Posted in Nurtured Self, Personal Development, Relationships

6 Comments

  1. Mari

    Thank you for writing this post 🙂 It really helped me not to worry so much. I still get scared that I’ll be ostracized by other people if they don’t like me. I’ve had a lot of experience where people who dislike me tell other people not to be friends with me etc and it stressed me out so much.

    But your post helped not to put any significance to those people. I really love the food analogies sprinkled throughout the post (no pun intended) x

    Mari | http://www.dazedmari.com

    • Cassie

      Thank you for your comment! I’m so glad this post was helpful to you. This process was really difficult for me. I had a similar problem. After working on this for some time it’s a lot easier. Now my first thought is what I think about me. That shift was huge for me and I hope you see this too! Don’t get discouraged just remind yourself to do what you need to to make yourself proud regardless of what anyone else thinks!

  2. Erica @ Blog Life With Erica

    I really enjoyed reading your post. We all can benefit from these tips. It’s very important to overcome worrying about others’ opinions of you. For me, it begins with acknowledging that you cannot please everyone. Once you accept that I think everything else eventually falls into place.

    • Cassie

      You’re so right! In addition you can’t please anyone all the time. Best to show up authentically and let it go. I’m so glad you enjoyed this post. Thanks for your comment!
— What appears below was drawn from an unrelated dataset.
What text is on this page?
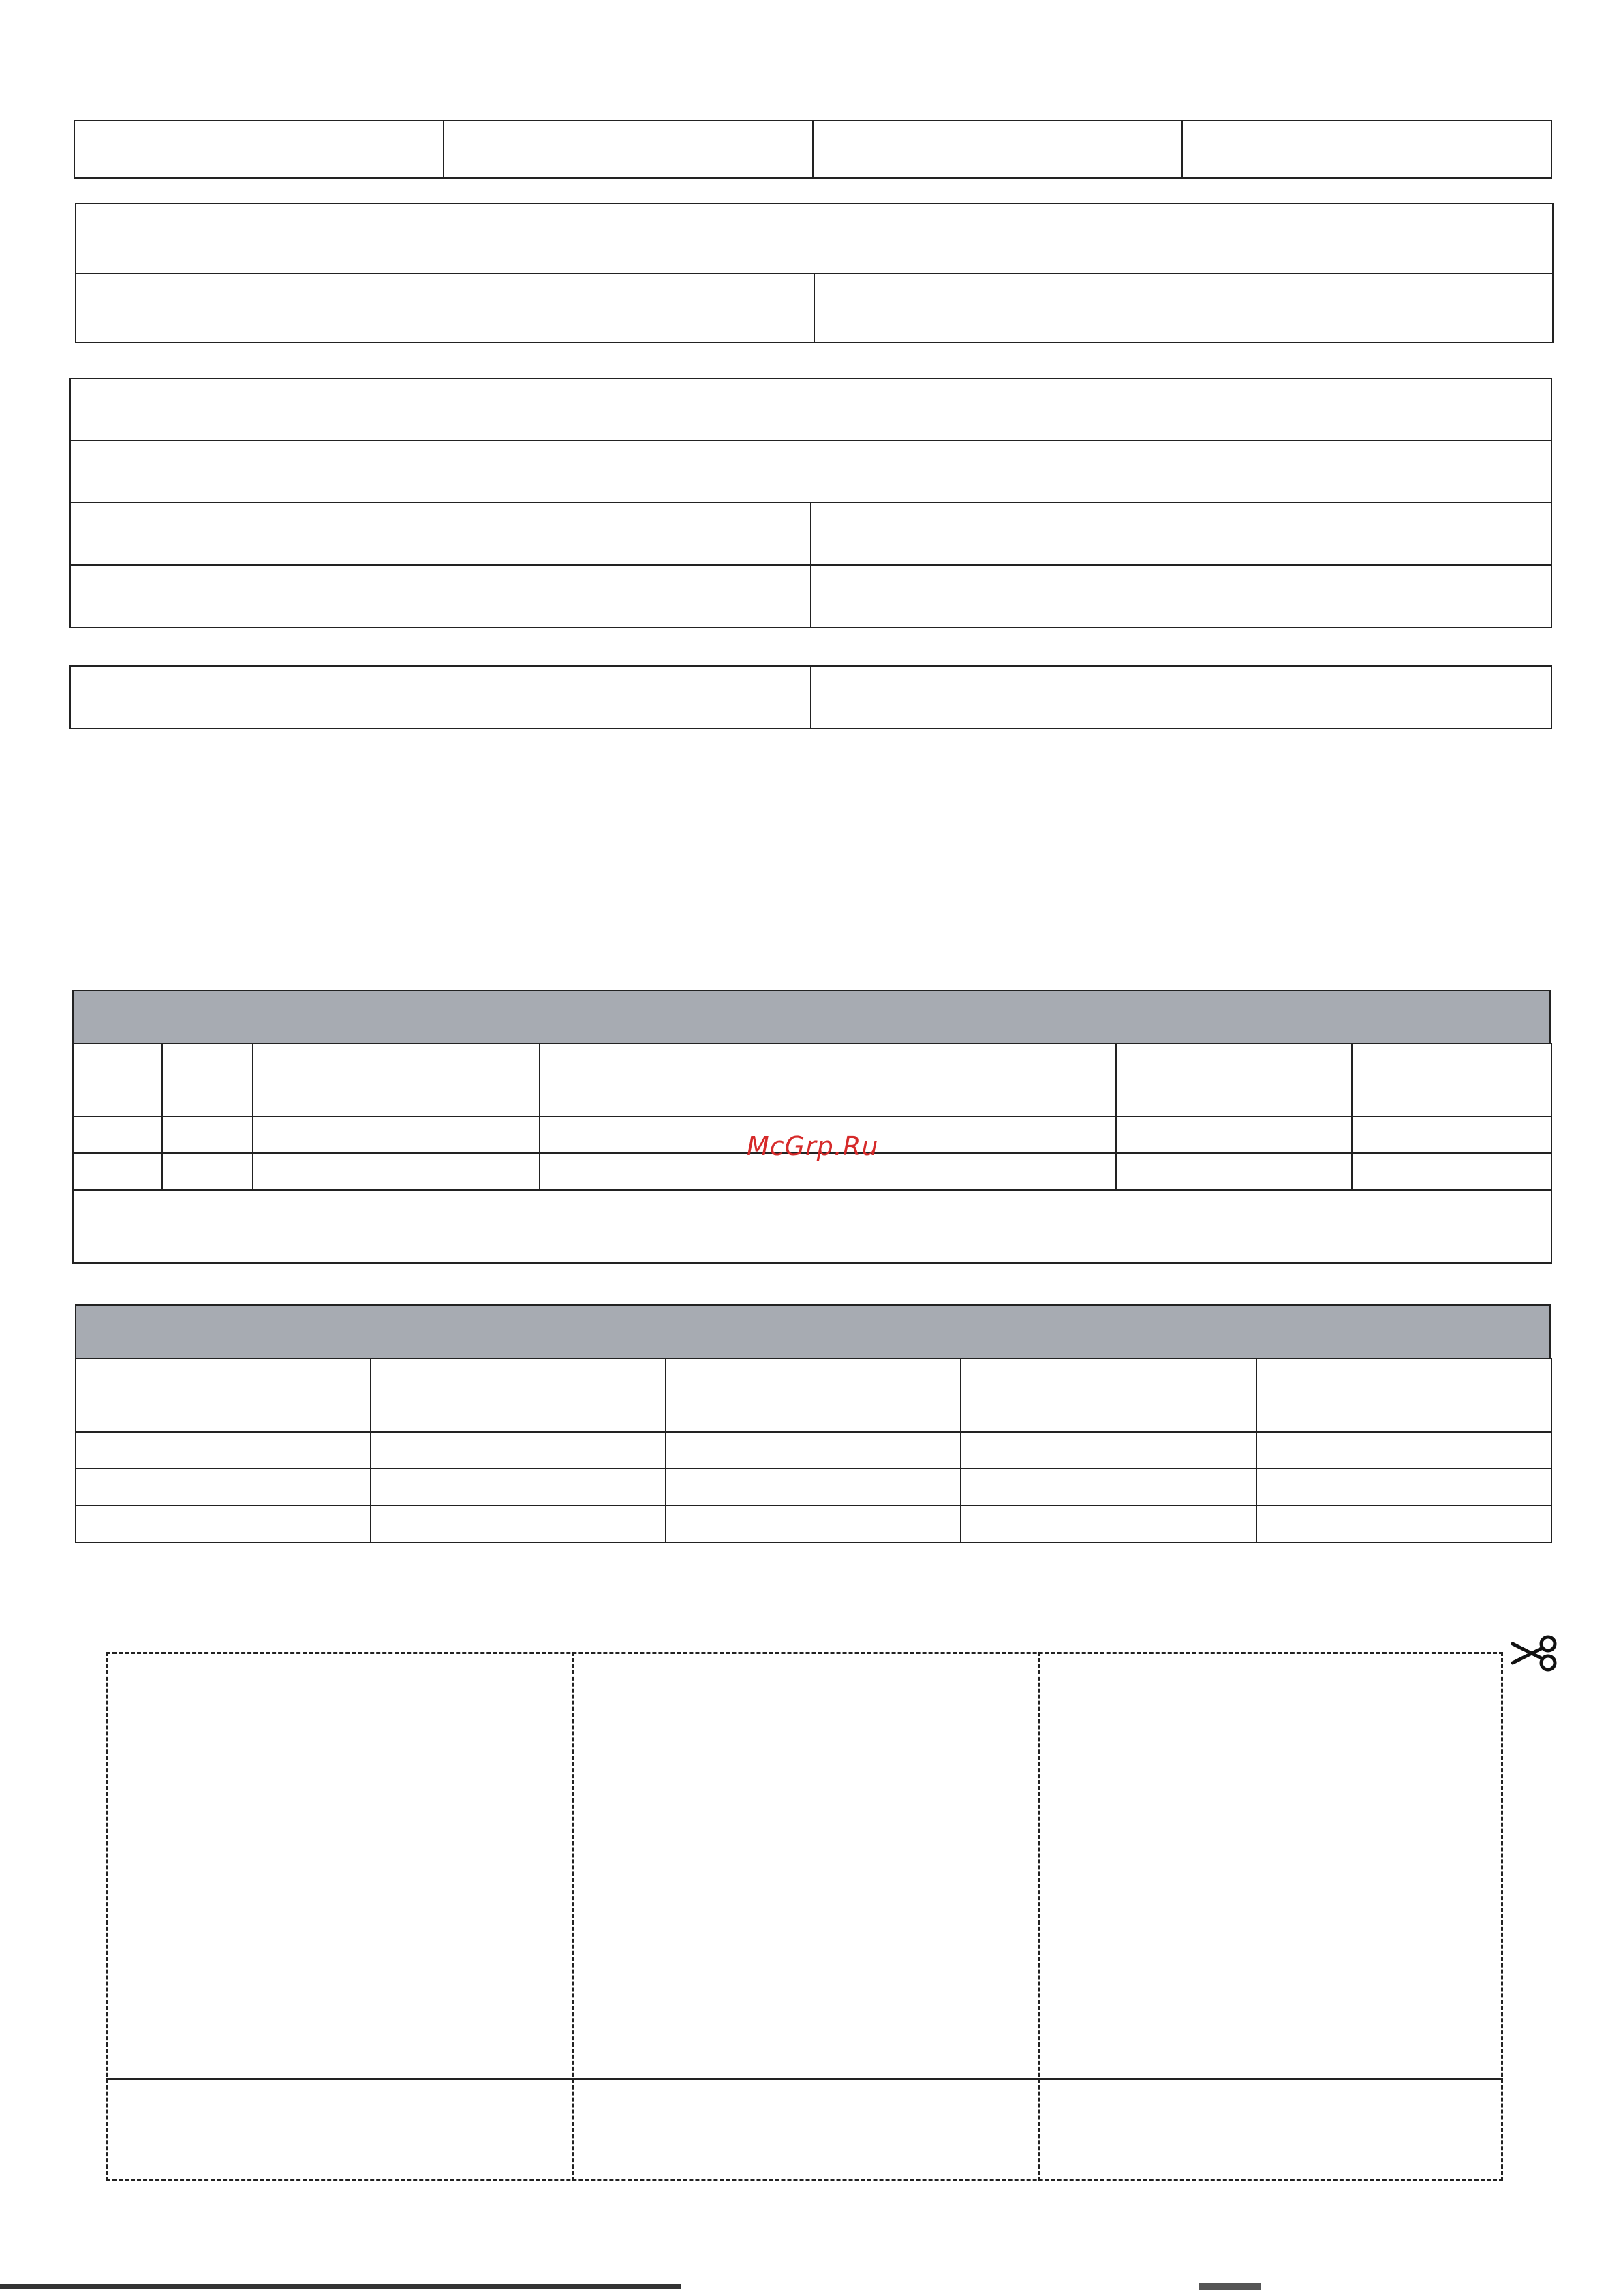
McGrp.Ru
  3. Molly @ Transatlantic Notes

    I’m very glad to be at a stage right now where I don’t put much weight on other people’s opinions if it involves meeting their approval. I value expertise and insight, I value input from experience if it’s someone who is integral within my life — but my decisions are my own. Opinions should be about clarity not trying to please everybody. This was a great read as it’s always nice to have a reminder that we don’t have to be twist and turn based on other people’s perceptions.

    • Cassie

      Thank you so much for your comment. It’s always interesting to me how common it is to get hung up on even the imagined opinions of others. So freeing to let that go and simply live your life.